Lead researcher and UTS PhD candidate Michaela B. Smith investigated the impact of the most accurate, new-generation lunar dust simulants on human lung cells in the lab. She compared the effects to those of airborne particulate matter collected from a busy street in Sydney.

The research focused on fine dust particles – of less than 2.5 micrometres, which are small enough to bypass the body’s natural defences and penetrate deep into the lower airways of the lungs. The study used two different types of lung cells, representing the bronchial and alveolar regions of the lung.

Results showed that Earth dust induced a greater inflammatory response and was more toxic to the cells than the lunar dust simulants. The paper suggests the primary mechanism of toxicity from lunar dust is mechanical damage caused by the particles’ irregular shape and rough edges as they are internalised by cells.
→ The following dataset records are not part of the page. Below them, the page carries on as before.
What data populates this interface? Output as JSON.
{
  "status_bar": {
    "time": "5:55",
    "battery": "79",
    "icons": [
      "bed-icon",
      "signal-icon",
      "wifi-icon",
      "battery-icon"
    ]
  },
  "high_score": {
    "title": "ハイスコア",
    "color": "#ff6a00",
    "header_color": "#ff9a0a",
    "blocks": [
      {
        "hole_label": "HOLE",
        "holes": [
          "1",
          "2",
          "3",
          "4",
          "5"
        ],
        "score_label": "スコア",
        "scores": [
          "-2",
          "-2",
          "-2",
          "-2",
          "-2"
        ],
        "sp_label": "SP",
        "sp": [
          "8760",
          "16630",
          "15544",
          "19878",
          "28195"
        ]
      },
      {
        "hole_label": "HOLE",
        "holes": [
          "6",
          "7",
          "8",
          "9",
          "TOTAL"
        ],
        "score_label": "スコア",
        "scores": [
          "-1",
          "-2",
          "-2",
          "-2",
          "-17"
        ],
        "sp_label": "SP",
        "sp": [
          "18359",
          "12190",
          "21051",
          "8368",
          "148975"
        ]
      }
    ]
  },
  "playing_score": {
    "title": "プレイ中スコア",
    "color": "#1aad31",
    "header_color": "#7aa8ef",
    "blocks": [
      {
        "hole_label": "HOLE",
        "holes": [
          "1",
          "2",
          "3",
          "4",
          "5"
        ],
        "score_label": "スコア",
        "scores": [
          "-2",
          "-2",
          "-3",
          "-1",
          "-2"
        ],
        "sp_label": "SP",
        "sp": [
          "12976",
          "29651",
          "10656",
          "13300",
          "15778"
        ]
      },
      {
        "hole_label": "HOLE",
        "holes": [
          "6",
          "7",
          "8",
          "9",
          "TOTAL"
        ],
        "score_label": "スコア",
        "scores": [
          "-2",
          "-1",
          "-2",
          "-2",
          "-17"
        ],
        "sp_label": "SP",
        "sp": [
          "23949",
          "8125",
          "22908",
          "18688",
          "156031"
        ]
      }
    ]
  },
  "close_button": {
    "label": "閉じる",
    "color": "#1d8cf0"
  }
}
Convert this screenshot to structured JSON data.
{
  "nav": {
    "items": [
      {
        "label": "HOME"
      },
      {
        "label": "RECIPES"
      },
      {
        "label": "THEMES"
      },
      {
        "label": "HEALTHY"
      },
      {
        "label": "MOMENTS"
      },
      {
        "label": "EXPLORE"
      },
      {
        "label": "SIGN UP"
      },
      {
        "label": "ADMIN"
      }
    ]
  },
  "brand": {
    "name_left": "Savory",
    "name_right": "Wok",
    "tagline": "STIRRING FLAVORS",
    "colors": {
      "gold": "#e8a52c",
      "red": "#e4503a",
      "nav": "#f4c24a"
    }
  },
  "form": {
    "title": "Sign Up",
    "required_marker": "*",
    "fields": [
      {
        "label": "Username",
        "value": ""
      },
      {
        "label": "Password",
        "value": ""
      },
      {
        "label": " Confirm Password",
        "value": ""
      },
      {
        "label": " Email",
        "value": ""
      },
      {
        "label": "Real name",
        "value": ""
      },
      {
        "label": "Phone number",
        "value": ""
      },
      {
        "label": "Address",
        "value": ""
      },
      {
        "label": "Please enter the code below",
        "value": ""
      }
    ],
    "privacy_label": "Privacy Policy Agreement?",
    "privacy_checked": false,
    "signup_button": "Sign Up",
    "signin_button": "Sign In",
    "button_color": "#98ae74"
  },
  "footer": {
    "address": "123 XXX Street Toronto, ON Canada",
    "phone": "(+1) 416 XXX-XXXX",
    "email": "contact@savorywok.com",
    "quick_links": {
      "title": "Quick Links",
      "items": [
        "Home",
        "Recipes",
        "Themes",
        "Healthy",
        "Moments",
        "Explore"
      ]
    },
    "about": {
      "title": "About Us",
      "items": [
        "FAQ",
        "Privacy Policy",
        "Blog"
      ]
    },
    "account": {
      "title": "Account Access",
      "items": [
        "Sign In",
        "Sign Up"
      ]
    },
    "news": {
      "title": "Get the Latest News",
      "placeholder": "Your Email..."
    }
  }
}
Crucially, the lunar simulants did not trigger significant oxidative stress–a key chemical damage pathway often associated with fine particle toxicity.

The health of astronauts was a concern after the Apollo missions, where crew members experienced respiratory issues, and while the findings reduce a critical risk factor, NASA is still taking the threat of dust exposure seriously. Smith, who recently visited the NASA Johnson Space Center in Houston, saw new engineering solutions firsthand.

One of the key changes she noted was the way astronauts maneouver in and out of rovers – with the space suits never coming inside the cabin, preventing dust from contaminating the internal area.

The research has paved the way for Smith’s current PhD work, which investigates the next frontier of space health: the effect of microgravity on lung function.